In an ideal Carnot heat machine, the temperature of the refrigerator is t2 = 0, the temperature of the heater
In an ideal Carnot heat machine, the temperature of the refrigerator is t2 = 0, the temperature of the heater is t1 = 147. What amount of heat Q is transferred to the refrigerator in 5 cycles, if in one cycle the operating heat receives the amount of heat Q1 = 80 kJ from the heater?
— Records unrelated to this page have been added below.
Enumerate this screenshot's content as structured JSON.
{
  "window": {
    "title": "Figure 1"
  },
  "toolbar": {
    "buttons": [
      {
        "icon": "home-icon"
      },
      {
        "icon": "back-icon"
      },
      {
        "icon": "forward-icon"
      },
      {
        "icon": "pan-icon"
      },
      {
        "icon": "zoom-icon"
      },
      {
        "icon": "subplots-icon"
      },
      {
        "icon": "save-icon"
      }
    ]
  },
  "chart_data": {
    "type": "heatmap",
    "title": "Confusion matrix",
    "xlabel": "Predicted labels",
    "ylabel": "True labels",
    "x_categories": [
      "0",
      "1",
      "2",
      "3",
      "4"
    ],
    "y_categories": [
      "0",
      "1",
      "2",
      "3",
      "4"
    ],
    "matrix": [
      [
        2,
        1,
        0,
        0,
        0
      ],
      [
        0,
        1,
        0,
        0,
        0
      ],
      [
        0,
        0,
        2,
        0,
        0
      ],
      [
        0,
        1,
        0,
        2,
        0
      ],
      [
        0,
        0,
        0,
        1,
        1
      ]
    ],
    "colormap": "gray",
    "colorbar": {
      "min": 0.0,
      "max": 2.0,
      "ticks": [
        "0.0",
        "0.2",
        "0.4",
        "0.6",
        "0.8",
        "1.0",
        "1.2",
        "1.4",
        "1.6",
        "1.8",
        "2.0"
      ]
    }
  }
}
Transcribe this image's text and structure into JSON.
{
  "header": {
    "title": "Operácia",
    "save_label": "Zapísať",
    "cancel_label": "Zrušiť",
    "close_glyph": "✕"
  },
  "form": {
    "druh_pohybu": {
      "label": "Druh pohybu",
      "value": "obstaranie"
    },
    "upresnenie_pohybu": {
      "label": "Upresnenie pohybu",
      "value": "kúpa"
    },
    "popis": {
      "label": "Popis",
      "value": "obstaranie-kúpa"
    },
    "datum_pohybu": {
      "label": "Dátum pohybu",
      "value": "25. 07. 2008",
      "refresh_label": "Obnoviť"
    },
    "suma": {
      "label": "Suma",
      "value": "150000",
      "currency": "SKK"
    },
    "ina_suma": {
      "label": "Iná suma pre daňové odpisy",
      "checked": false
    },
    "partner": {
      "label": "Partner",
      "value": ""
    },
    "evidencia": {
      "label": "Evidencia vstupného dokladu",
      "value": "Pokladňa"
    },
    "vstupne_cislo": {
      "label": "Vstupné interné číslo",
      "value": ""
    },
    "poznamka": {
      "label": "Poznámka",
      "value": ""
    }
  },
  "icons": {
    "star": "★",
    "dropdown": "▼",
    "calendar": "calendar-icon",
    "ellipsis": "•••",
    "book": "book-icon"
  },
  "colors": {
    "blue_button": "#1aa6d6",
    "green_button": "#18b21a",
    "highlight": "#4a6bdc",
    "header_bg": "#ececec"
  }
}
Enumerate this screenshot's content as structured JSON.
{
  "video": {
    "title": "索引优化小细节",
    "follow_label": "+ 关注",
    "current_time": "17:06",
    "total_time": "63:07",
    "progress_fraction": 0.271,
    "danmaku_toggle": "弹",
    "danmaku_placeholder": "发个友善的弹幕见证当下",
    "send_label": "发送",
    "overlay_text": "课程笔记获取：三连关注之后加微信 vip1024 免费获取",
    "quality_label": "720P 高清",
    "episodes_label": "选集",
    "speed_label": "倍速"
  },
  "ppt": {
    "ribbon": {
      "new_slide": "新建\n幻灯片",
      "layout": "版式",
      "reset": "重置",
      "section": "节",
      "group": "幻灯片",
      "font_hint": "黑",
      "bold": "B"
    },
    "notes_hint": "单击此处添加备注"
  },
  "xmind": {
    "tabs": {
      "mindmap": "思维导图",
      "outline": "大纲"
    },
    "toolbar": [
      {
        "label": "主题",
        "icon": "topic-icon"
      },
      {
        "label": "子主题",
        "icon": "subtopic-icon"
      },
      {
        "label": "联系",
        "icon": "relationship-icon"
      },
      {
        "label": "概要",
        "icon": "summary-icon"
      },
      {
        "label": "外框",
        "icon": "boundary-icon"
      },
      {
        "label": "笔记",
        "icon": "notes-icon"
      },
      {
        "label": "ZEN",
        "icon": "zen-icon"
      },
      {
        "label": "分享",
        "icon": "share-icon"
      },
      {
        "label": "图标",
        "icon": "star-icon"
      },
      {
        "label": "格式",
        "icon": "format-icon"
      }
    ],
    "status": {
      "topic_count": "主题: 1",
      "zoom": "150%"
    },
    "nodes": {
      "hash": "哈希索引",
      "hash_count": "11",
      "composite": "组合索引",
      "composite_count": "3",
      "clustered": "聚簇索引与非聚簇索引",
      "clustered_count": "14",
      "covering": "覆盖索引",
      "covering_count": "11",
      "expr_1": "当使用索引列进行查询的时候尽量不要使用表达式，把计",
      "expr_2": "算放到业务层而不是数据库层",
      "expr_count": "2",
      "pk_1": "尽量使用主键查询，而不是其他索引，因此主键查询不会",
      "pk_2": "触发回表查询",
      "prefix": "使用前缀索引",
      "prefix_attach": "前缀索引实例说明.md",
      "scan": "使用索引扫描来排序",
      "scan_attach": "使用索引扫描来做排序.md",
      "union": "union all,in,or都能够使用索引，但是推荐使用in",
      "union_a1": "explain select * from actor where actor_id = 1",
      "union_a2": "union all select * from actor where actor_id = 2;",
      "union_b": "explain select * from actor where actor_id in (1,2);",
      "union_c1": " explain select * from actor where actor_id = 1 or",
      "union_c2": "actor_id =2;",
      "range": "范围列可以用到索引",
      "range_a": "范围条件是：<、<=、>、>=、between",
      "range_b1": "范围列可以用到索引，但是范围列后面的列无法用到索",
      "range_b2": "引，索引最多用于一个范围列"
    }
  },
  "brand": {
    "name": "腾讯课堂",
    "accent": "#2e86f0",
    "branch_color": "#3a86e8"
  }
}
Task data: Tx (abs. Refrigerator temperature) = 273 K (0 ºС); Тн (abs. Heater temperature) = 420 К (147 ºС); n (number of cycles) = 5 cycles; Qн1 (heat received by the working fluid for 1 cycle) = 80 kJ.
1) The efficiency of the specified Karnot heat engine: η = 1 – Тх / Тн = 1 – 273/420 = 0.35 (35%).
2) Heat transferred in 1 cycle: Qх1 = (1 – η) * Qн1 = (1 – 0.35) * 80 = 52 kJ.
3) Heat transferred in 5 cycles: Qx5 = Qx1 * n = 52 * 5 = 260 kJ.
Answer: For 5 cycles, the refrigerator of the specified Karnot heat engine will receive 260 kJ of heat.